The Unexpected Potato Hack That Makes Propagating Orchids A Breeze

Once you've learned how to successfully care for indoor orchids, you might be ready to grow your collection of these beautiful plants. However, instead of buying more, did you know that you can propagate your existing orchid into one or more smaller plants? When it comes to orchid propagation, many home gardeners swear by an unconventional tool: the potato. They use potatoes to make a fertilizer to help propagated orchids grow, and sometimes, they even propagate orchids inside of a potato.

Propagating orchids can be fun and rewarding. It helps you learn more about these enchanting plants and how they grow. It allows you to cheaply fill your home with orchids or give a dying houseplant new life. And if you have a particular orchid whose flowers you love, it will ensure all your plants produce the same beautiful blooms. Here, we'll cover how to harness the power of a humble potato to produce more of your favorite flowers.

The power of potatoes

Whether your orchid is an established plant or a propagated baby, it can benefit from vitamins and nutrients. Orchids prefer a dilute fertilizer fed regularly, as they are sensitive to fertilizer burn. That's why many home gardeners use natural fertilizers made from kitchen ingredients, like the residue in an empty milk carton. Potatoes contain several vitamins that are beneficial to plant growth, like potassium, calcium, and magnesium — and to unlock them, all you have to do is boil one or more potatoes.

It's essential to leave the skin on during boiling since it contains most of the potato's nutrients. Peeling the potatoes first and letting the skins soak in water for a few days may release even more. Drain the water into a container (you can still eat the potato) and let it cool completely. Then, you can use the potato water as a fertilizer for your orchid. Established orchids will benefit from this fertilizer, but new plants being propagated from cuttings will especially appreciate it.

How to propagate with potatoes

Potato water is also a favorite among home gardeners for propagating orchids via stem cuttings. This method works for monopodial orchids like phalaenopsis and vanda, but not just any part of the stem will do. The stem must have a dormant eye or node from which flowers will eventually grow. Cut a piece of stem with the dormant eye in the center, seal the ends in wax or pruning seal to prevent root rot, then remove the thin, triangular sheath over the eye.

To keep your cutting moist and happy, create a miniature greenhouse out of transparent plastic — reuse disposable cups, bottles, or takeout containers. Fill the container with a layer of bark and moss, dampen it with potato water, and loosely close the lid. The greenhouse will trap the moisture, while the potato's vitamins and nutrients will help the cutting grow into a strong, healthy plant.
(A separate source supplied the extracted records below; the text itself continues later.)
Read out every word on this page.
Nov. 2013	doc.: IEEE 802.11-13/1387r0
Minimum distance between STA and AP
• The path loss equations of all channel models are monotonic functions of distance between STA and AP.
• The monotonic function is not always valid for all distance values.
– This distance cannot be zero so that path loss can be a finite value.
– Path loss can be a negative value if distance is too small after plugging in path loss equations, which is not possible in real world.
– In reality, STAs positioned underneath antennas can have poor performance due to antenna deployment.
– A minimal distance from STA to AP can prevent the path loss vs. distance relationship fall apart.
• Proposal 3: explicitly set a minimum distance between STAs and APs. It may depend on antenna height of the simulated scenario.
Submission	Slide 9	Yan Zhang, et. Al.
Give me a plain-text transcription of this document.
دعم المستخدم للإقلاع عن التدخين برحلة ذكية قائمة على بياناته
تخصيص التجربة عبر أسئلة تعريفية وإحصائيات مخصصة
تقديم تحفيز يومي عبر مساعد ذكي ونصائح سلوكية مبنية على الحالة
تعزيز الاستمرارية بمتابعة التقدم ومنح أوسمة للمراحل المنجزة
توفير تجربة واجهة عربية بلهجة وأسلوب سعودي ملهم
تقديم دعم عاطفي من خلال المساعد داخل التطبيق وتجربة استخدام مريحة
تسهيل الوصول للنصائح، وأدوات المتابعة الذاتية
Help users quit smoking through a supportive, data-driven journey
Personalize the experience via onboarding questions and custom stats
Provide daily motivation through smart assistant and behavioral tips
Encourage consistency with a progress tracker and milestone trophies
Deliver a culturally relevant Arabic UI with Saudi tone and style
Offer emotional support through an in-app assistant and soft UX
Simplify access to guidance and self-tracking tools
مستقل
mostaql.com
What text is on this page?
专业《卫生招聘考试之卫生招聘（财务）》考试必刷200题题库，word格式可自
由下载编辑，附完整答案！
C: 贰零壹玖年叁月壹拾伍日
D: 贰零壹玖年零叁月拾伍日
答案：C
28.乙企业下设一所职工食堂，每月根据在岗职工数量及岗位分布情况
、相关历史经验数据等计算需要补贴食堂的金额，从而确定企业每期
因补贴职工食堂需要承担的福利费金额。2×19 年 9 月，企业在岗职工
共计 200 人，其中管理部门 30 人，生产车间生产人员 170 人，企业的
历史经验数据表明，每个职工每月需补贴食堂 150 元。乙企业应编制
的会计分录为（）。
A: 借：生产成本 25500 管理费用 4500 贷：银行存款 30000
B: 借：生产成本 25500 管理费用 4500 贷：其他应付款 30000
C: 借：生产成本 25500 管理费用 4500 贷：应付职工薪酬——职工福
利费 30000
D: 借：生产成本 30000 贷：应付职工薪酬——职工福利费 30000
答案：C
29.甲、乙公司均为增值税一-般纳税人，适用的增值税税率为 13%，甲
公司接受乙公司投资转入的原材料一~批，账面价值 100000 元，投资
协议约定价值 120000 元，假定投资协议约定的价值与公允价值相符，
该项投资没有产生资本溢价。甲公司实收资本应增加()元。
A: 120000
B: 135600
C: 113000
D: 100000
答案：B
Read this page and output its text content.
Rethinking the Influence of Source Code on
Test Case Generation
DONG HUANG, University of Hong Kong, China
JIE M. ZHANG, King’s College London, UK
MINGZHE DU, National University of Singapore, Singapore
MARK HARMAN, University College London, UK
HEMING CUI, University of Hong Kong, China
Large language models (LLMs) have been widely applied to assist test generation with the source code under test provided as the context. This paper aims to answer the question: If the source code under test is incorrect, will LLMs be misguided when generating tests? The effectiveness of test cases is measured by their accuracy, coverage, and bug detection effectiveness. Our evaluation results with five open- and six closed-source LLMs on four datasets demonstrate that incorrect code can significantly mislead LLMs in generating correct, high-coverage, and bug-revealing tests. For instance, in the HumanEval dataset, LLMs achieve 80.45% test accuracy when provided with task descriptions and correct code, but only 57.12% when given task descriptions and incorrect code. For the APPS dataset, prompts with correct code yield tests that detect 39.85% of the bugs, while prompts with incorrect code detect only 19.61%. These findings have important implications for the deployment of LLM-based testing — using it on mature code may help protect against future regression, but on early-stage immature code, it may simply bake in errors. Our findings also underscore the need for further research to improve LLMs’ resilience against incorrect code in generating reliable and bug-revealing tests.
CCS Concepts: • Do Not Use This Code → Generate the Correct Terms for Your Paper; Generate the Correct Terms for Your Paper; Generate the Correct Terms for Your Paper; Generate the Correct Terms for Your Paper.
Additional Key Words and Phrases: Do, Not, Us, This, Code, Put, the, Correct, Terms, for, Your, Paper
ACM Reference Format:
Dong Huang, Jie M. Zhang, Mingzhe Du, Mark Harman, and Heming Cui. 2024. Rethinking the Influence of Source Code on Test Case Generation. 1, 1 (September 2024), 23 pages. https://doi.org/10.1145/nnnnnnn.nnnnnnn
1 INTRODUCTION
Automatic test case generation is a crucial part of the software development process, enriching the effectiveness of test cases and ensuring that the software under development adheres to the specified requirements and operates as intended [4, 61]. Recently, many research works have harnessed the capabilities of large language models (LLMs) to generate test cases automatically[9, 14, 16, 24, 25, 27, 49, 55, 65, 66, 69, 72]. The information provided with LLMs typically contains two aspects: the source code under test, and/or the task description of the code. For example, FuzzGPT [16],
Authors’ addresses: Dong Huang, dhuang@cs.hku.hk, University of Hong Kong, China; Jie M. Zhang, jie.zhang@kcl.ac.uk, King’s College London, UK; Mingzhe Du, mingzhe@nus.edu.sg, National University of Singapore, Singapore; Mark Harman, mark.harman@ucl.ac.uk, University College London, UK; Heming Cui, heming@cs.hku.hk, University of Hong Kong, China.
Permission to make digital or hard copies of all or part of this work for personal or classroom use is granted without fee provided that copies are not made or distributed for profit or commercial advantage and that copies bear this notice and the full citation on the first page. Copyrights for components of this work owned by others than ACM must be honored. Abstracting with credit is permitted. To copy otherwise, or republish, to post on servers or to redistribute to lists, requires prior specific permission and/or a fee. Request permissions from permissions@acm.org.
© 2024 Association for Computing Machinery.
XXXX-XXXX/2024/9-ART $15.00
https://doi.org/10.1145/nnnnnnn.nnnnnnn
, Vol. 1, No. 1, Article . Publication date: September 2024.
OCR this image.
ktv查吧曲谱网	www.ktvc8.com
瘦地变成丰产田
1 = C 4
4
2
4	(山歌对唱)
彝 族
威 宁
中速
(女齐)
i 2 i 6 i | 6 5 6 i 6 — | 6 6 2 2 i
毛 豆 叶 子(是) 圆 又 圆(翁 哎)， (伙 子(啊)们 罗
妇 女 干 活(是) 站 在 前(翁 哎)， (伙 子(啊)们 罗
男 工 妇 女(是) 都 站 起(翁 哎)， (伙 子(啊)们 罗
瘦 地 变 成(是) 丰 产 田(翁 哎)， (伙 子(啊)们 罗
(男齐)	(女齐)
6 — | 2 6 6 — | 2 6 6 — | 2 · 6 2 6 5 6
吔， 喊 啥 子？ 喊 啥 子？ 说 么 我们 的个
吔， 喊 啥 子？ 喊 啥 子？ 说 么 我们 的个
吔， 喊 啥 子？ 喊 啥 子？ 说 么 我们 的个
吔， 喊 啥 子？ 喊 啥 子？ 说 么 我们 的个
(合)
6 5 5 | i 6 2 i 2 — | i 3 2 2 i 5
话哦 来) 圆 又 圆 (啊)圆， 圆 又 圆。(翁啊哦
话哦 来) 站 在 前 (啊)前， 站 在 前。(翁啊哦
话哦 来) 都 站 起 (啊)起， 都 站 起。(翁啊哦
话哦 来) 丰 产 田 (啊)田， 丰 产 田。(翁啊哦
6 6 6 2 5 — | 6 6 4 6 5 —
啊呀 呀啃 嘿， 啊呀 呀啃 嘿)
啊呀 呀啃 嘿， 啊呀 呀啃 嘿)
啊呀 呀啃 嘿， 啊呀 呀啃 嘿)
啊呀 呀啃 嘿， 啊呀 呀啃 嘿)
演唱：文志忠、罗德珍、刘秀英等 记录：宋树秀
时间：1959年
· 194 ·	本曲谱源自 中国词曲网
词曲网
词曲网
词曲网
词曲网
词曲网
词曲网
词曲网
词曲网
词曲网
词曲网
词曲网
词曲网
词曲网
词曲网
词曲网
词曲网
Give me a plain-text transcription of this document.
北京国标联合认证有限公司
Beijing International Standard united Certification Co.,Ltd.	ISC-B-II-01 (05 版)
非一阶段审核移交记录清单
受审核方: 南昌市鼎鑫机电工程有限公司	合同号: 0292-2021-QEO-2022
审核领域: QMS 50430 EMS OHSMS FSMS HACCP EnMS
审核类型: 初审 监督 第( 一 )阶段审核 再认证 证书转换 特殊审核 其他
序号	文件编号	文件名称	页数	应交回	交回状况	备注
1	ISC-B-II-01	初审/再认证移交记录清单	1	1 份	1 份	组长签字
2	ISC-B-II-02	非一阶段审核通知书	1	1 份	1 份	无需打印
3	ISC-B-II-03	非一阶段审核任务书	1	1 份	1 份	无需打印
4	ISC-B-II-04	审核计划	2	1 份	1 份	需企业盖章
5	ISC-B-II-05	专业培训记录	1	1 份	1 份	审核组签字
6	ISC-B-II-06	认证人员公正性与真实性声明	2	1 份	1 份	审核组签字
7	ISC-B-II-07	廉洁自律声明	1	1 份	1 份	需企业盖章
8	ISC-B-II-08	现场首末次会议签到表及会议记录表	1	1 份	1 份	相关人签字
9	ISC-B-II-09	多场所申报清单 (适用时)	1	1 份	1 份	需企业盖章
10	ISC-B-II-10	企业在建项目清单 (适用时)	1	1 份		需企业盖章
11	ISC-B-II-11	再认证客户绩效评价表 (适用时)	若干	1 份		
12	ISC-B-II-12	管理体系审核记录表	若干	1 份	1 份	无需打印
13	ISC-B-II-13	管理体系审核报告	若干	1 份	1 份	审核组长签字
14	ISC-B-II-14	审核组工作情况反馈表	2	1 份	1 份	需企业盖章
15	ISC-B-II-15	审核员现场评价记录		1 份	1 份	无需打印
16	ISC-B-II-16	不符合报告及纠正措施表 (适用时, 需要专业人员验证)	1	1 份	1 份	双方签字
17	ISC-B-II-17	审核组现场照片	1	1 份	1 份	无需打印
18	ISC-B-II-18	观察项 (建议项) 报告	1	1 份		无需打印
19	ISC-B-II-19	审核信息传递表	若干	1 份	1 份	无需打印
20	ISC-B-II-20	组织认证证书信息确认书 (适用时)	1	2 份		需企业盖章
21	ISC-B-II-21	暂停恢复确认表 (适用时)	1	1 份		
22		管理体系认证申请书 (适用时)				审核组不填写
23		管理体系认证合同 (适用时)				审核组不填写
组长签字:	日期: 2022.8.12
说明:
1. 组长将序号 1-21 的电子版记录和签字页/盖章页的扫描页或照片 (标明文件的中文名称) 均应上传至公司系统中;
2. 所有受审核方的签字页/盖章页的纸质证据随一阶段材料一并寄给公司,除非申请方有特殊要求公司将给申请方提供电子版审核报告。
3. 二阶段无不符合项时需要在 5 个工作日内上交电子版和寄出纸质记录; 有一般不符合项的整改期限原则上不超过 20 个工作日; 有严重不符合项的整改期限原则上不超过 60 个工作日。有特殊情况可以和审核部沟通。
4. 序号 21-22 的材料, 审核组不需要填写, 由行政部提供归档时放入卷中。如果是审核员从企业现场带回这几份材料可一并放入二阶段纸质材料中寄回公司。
Some gardeners take this a step further by drilling a hole in a potato, filling it with rooting hormone, and inserting the stem cutting. In theory, the potato provides a constant supply of moisture and nutrients, and the cutting's roots will emerge through the potato skin after a few weeks. Then the cutting—potato and all—can be planted in soil. It's not clear how well this unconventional method works, but it's worth a try if you're ready to level up your potato propagation game.